Fraud losses at European automated teller machines fell sharply in 2009 as more deployers began installing machines that met the EMV Integrated Circuit Card Specifications, according to data compiled by European ATM Security Team Ltd.

Fraud losses came to $423.8 million, down 35.5% from 2008, the Edinburgh trade group reported last week.

European ATM Security Team compiles incident reports from 23 European countries where there were 368,558 installed ATMs last year.

Skimming attacks declined 1.1% last year, to 10,184 reported incidents, said Lachlan Gunn, the group's coordinator, though that was still up from 4,501 in 2007.

Gunn attributed the increase in skimming between 2007 and 2008 to thieves trying to conduct attacks before EMV-compliant ATMs became more widely used. "Ninety-four percent of the ATMs in the reporting countries are EMV-compliant, and by 2011, 100% of the ATMs should be EMV-compliant," Gunn said.

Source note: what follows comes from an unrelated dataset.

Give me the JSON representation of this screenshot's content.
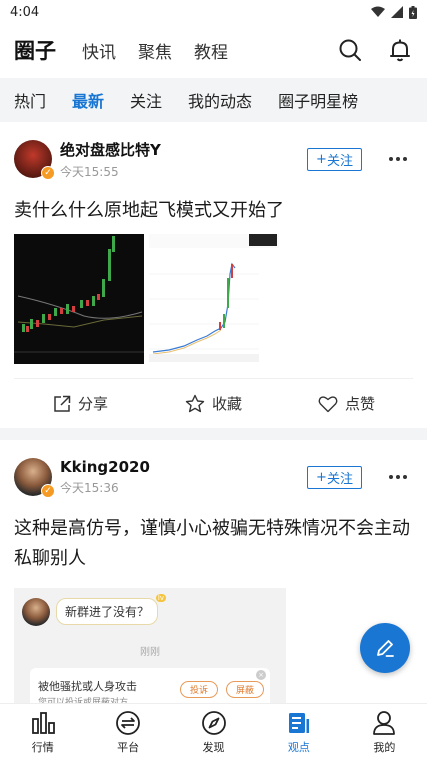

Despite the drop in losses, overall attempts to commit ATM fraud increased 8% last year, to 13,269 reported incidents, he said. Card-trapping incidents, in which thieves physically capture the card and PIN at the ATM, increased by 209%, though Gunn said this technique is generally not as successful as skimming.

"Card skimming involves a multiple number of counterfeit cards thieves may use for months, but card trapping involves one card thieves may use over a weekend before the cardholder's bank blocks the card," he said.